Each local ecosystem evolved over thousands of generations. Every species is in a balancing act with other parts of their system, constantly evolving to cooperate or compete with other species. But when you introduce an invasive species, their new prey don’t have time to adapt to overcome this new threat, and the other species relying on the same resource cannot compete as effectively. All it takes is a couple of generations to start a domino effect and destroy the whole system. Sometimes, even the invasive species can be wiped out because they killed off their prey and have no more food. The sudden introduction of an extremely well adapted species is usually the problem.
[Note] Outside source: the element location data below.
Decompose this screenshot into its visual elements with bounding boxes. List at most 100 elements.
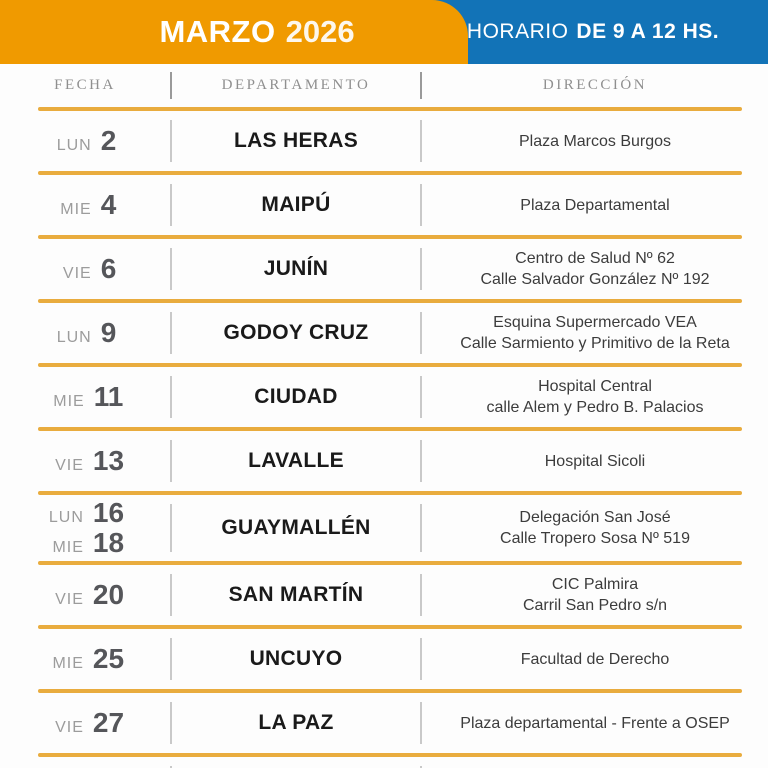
cell-divider	[170, 766, 172, 768]
row-separator	[38, 753, 742, 758]
day-abbrev: LUN	[48, 509, 84, 526]
table-row: VIE 13 LAVALLE Hospital Sicoli	[0, 427, 768, 491]
day-number: 6	[100, 252, 117, 284]
day-abbrev: MIE	[53, 392, 85, 410]
column-headers: FECHA DEPARTAMENTO DIRECCIÓN	[0, 64, 768, 107]
cell-divider	[170, 120, 172, 162]
cell-divider	[420, 312, 422, 354]
table-row: VIE 6 JUNÍN Centro de Salud Nº 62 Calle Sa…	[0, 235, 768, 299]
table-row: LUN 9 GODOY CRUZ Esquina Supermercado VEA…	[0, 299, 768, 363]
date-line: VIE 20	[46, 580, 124, 610]
date-line: MIE 11	[47, 380, 124, 412]
day-number: 11	[93, 380, 124, 412]
department-cell: LAVALLE	[248, 449, 344, 472]
date-cell: LUN 2	[0, 124, 170, 156]
horario-label: HORARIO	[466, 20, 569, 43]
day-number: 16	[92, 497, 125, 528]
date-cell: LUN 16 MIE 18	[0, 497, 170, 559]
cell-divider	[170, 184, 172, 226]
row-separator	[38, 427, 742, 431]
table-row: MIE 25 UNCUYO Facultad de Derecho	[0, 625, 768, 689]
address-cell: Centro de Salud Nº 62 Calle Salvador Gonz…	[422, 248, 768, 290]
day-abbrev: VIE	[55, 719, 84, 737]
column-divider	[170, 72, 172, 99]
date-line: LUN 16	[46, 497, 125, 528]
table-row: VIE 20 SAN MARTÍN CIC Palmira Carril San P…	[0, 561, 768, 625]
address-line: Carril San Pedro s/n	[522, 597, 668, 615]
address-line: Calle Salvador González Nº 192	[480, 271, 710, 288]
cell-divider	[170, 312, 172, 354]
day-abbrev: VIE	[55, 456, 84, 474]
address-line: Plaza Departamental	[520, 196, 670, 214]
column-header-direccion: DIRECCIÓN	[542, 77, 648, 93]
cell-divider	[420, 702, 422, 745]
cell-divider	[420, 504, 422, 553]
day-abbrev: VIE	[62, 264, 92, 282]
address-line: Plaza Marcos Burgos	[518, 132, 672, 150]
address-cell: Delegación San José Calle Tropero Sosa Nº…	[422, 507, 768, 549]
date-cell: MIE 25	[0, 644, 170, 674]
address-line: Calle Sarmiento y Primitivo de la Reta	[460, 335, 730, 352]
row-separator	[38, 299, 742, 303]
column-header-fecha: FECHA	[54, 77, 116, 93]
date-line: LUN 2	[54, 124, 117, 156]
cell-divider	[420, 248, 422, 290]
cell-divider	[170, 248, 172, 290]
day-number: 2	[100, 124, 117, 156]
row-separator	[38, 491, 742, 495]
date-cell: VIE 13	[0, 444, 170, 476]
date-line: MIE 4	[54, 189, 116, 220]
day-number: 13	[92, 444, 125, 476]
department-cell: SAN MARTÍN	[228, 583, 364, 607]
cell-divider	[420, 638, 422, 681]
day-number: 18	[92, 527, 125, 559]
table-row: MIE 4 MAIPÚ Plaza Departamental	[0, 171, 768, 235]
day-abbrev: MIE	[52, 655, 84, 673]
day-number: 20	[92, 579, 125, 611]
day-number: 25	[92, 643, 125, 675]
address-line: Facultad de Derecho	[520, 650, 670, 668]
address-cell: Hospital Central calle Alem y Pedro B. Pa…	[422, 376, 768, 418]
cell-divider	[170, 574, 172, 617]
department-cell: MAIPÚ	[261, 193, 331, 216]
department-cell: GUAYMALLÉN	[221, 516, 371, 540]
row-separator	[38, 561, 742, 566]
department-cell: JUNÍN	[263, 257, 329, 280]
cell-divider	[170, 504, 172, 553]
department-cell: CIUDAD	[254, 385, 338, 408]
address-cell: Hospital Sicoli	[422, 451, 768, 472]
department-cell: UNCUYO	[249, 647, 343, 671]
horario-hours: DE 9 A 12 HS.	[576, 20, 720, 43]
date-line: MIE 18	[46, 527, 125, 559]
cell-divider	[420, 440, 422, 482]
table-row: LUN30 GUAYMALLÉN Delegación Bermejocalle…	[0, 753, 768, 768]
cell-divider	[420, 120, 422, 162]
date-line: VIE 27	[46, 708, 124, 738]
table-row: VIE 27 LA PAZ Plaza departamental - Frent…	[0, 689, 768, 753]
department-cell: LA PAZ	[258, 711, 334, 735]
row-separator	[38, 235, 742, 239]
address-line: Hospital Central	[538, 378, 652, 395]
address-cell: Plaza Marcos Burgos	[422, 131, 768, 152]
address-cell: Esquina Supermercado VEA Calle Sarmiento …	[422, 312, 768, 354]
table-row: LUN 16 MIE 18 GUAYMALLÉN Delegación San Jos…	[0, 491, 768, 561]
day-number: 27	[92, 707, 125, 739]
cell-divider	[170, 376, 172, 418]
address-line: Delegación San José	[519, 509, 671, 527]
header: HORARIO DE 9 A 12 HS. MARZO 2026	[0, 0, 768, 64]
cell-divider	[420, 766, 422, 768]
column-divider	[420, 72, 422, 99]
date-cell: VIE 20	[0, 580, 170, 610]
department-cell: GODOY CRUZ	[223, 321, 369, 344]
year-title: 2026	[285, 14, 355, 49]
month-title: MARZO	[159, 14, 276, 49]
date-cell: LUN 9	[0, 317, 170, 348]
row-separator	[38, 171, 742, 175]
cell-divider	[420, 574, 422, 617]
address-line: Calle Tropero Sosa Nº 519	[500, 530, 690, 548]
table-row: MIE 11 CIUDAD Hospital Central calle Alem …	[0, 363, 768, 427]
address-line: Esquina Supermercado VEA	[493, 314, 697, 331]
month-banner: MARZO 2026	[0, 0, 468, 64]
column-header-departamento: DEPARTAMENTO	[221, 77, 371, 93]
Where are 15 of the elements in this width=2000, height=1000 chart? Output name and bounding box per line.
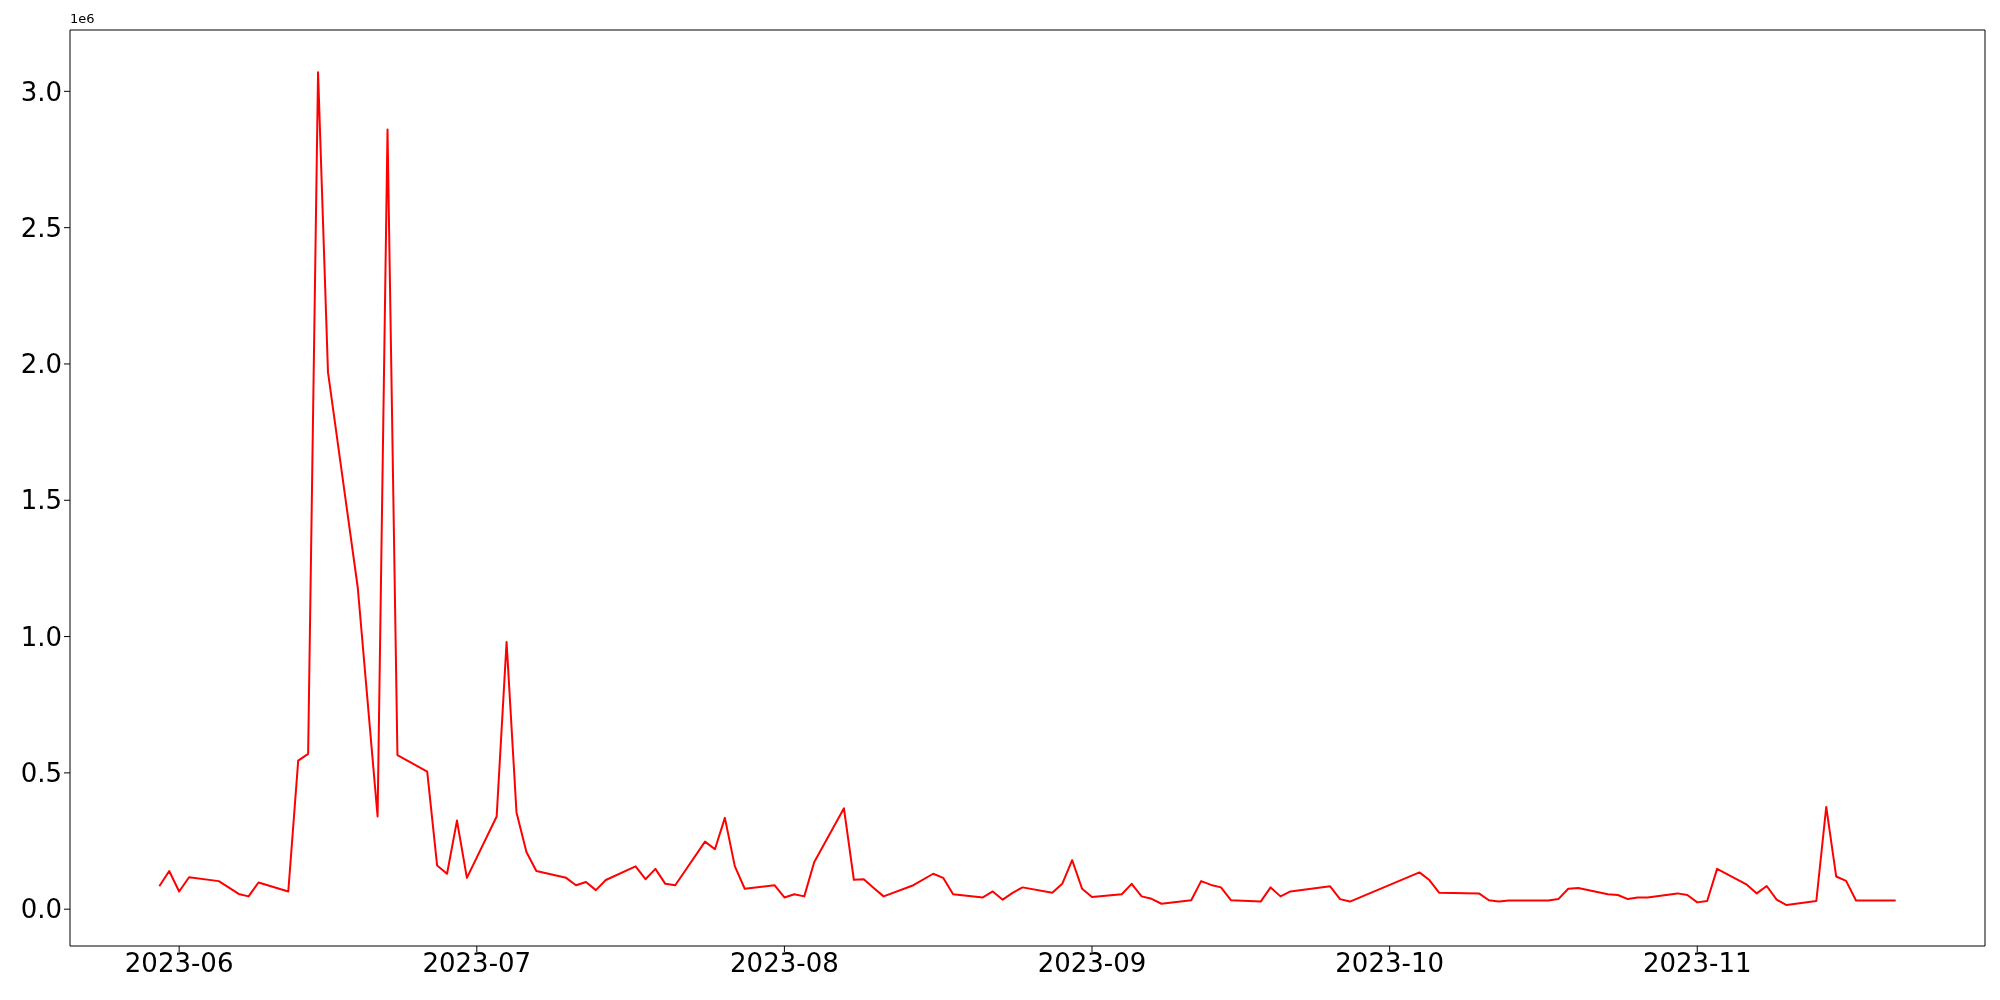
- y-tick-label: 0.0: [20, 894, 62, 925]
- y-tick-label: 1.5: [20, 485, 62, 516]
- x-tick-label: 2023-06: [124, 948, 234, 979]
- y-tick-label: 0.5: [20, 758, 62, 789]
- x-tick-label: 2023-08: [730, 948, 839, 979]
- y-tick-label: 1.0: [20, 621, 62, 652]
- text: 1e6: [70, 11, 95, 26]
- x-tick-label: 2023-10: [1335, 948, 1444, 979]
- x-tick-label: 2023-11: [1642, 948, 1752, 979]
- line-series: [158, 71, 1897, 907]
- y-tick-label: 3.0: [20, 76, 62, 107]
- y-tick-label: 2.0: [20, 349, 62, 380]
- y-tick-label: 2.5: [20, 212, 62, 243]
- x-tick-label: 2023-07: [422, 948, 532, 979]
- x-tick-label: 2023-09: [1037, 948, 1147, 979]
If you introduce a new type of rabbit-like species to a forest with similar species and predators that can eat it and keep its population in check, they *may* replace the species that previously occupied that spot in the system, or reach a new balance after a few generations, though it’s very hard to be sure about such things.
More ELI>5 info: Predator-prey relationships are sometimes modeled as chaotic systems. When such a system is in a steady state, small changes can shift the whole system to a new, slightly different, steady state (which probably happens often naturally). But sometimes the right changes can make the whole system spiral into chaos and completely break down. And that’s just with 2 or 3 species systems. Imagine scaling it up to a few thousand interacting groups. Same reason why predicting the impact of climate change on local weather patterns or the ecosystem is so complicated.